I know this sounds like that notion of lifting a newborn calf every day (expecting somehow to get stronger in lock-step with the pace that calf grows heavier.)
The mind-picture is of stretching and strengthening ourselves day-over-day until we accomplish things we never dreamt were possible.
Yes, we all need to spend a lot of our life jumping over low bars.
But that’s a choice, not a limitation.
We can jump higher, we can stretch further, to the point of leaping tall buildings in a single bound.

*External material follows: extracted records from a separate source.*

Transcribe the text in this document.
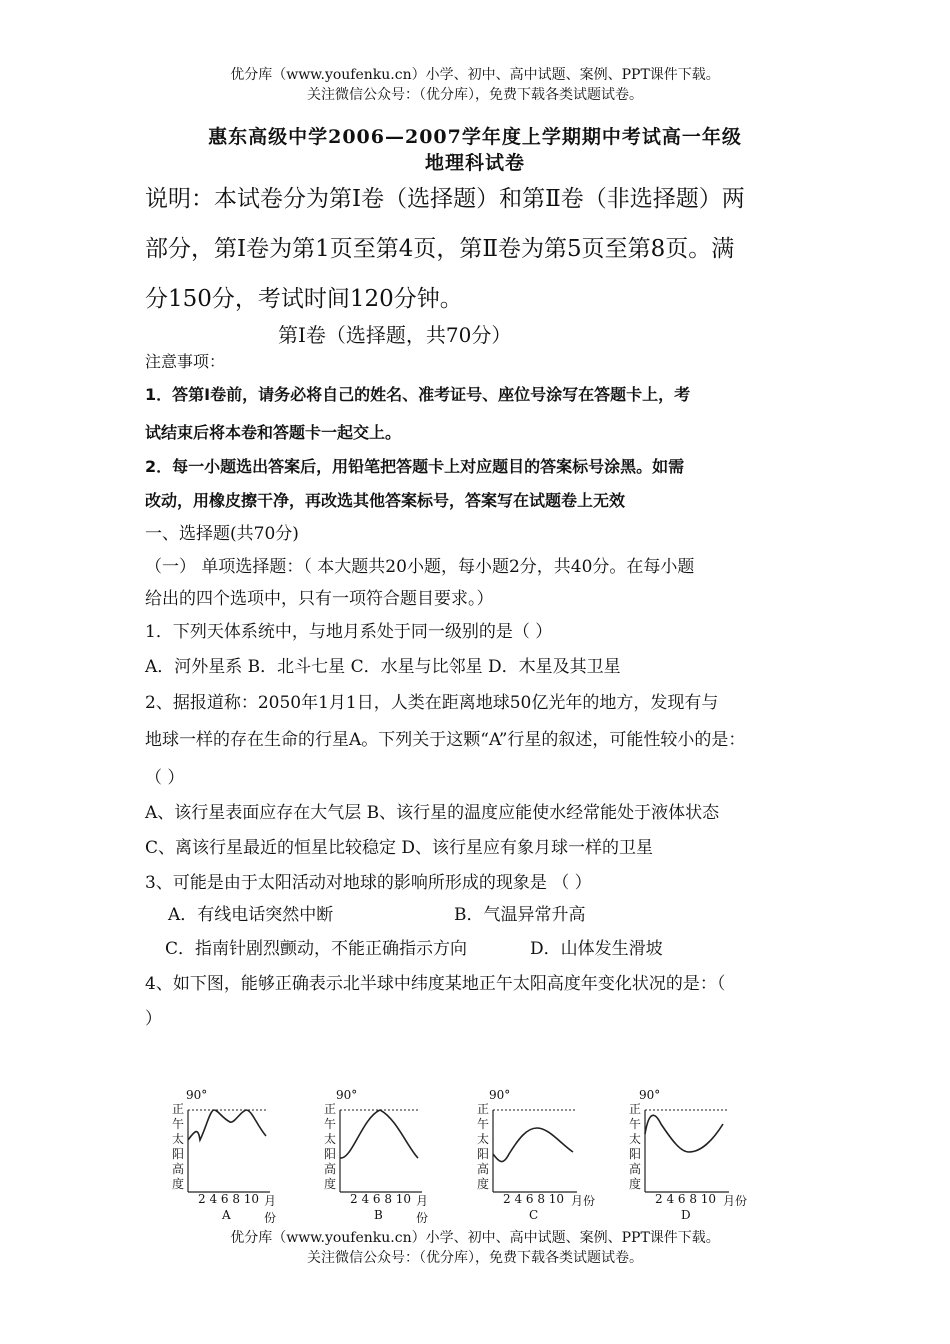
优分库（www.youfenku.cn）小学、初中、高中试题、案例、PPT课件下载。
关注微信公众号：（优分库），免费下载各类试题试卷。
惠东高级中学2006—2007学年度上学期期中考试高一年级
地理科试卷
说明：本试卷分为第Ⅰ卷（选择题）和第Ⅱ卷（非选择题）两
部分，第Ⅰ卷为第1页至第4页，第Ⅱ卷为第5页至第8页。满
分150分，考试时间120分钟。
第Ⅰ卷（选择题，共70分）
注意事项：
1．答第Ⅰ卷前，请务必将自己的姓名、准考证号、座位号涂写在答题卡上，考
试结束后将本卷和答题卡一起交上。
2．每一小题选出答案后，用铅笔把答题卡上对应题目的答案标号涂黑。如需
改动，用橡皮擦干净，再改选其他答案标号，答案写在试题卷上无效
一、选择题(共70分)
（一） 单项选择题：（ 本大题共20小题，每小题2分，共40分。在每小题
给出的四个选项中，只有一项符合题目要求。）
1．下列天体系统中，与地月系处于同一级别的是（ ）
A．河外星系 B．北斗七星 C．水星与比邻星 D．木星及其卫星
2、据报道称：2050年1月1日，人类在距离地球50亿光年的地方，发现有与
地球一样的存在生命的行星A。下列关于这颗“A”行星的叙述，可能性较小的是：
（ ）
A、该行星表面应存在大气层 B、该行星的温度应能使水经常能处于液体状态
C、离该行星最近的恒星比较稳定 D、该行星应有象月球一样的卫星
3、可能是由于太阳活动对地球的影响所形成的现象是 （ ）
A．有线电话突然中断	B．气温异常升高
C．指南针剧烈颤动，不能正确指示方向	D．山体发生滑坡
4、如下图，能够正确表示北半球中纬度某地正午太阳高度年变化状况的是：（
）
90°
正
午
太
阳
高
度
2 4 6 8 10 月份
A
90°
正
午
太
阳
高
度
2 4 6 8 10 月份
B
90°
正
午
太
阳
高
度
2 4 6 8 10 月份
C
90°
正
午
太
阳
高
度
2 4 6 8 10 月份
D
优分库（www.youfenku.cn）小学、初中、高中试题、案例、PPT课件下载。
关注微信公众号：（优分库），免费下载各类试题试卷。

For that, we’ll need to develop stronger knee joints in our hind legs like the deer and antelope, which can leap tall fences from a standing start – or we can make our determination stronger, dream bigger and stretch further using every ladder, cable and come-along we can muster from our tool kit.
As there has been much rehab in my practices lately, my point is this:
Why not me?
Why not any one of us?
How high or low is your bar?
Now, raise it, and clear it.
Raise it a little more the next day, now clear that.
No need to stop.
Keep raising it.
If we focus on doing better work on fewer/focused things, we’ll leap over higher bars. There is no target too remote, no idea too weird, or challenge too large for us.
If your goal is big and has been done before – we can do that. It might be challenging, but not impossible.
And, if it’s BHAG* big and worthy and has never been done before, why not you?
If your day is not challenging enough, whose fault is that?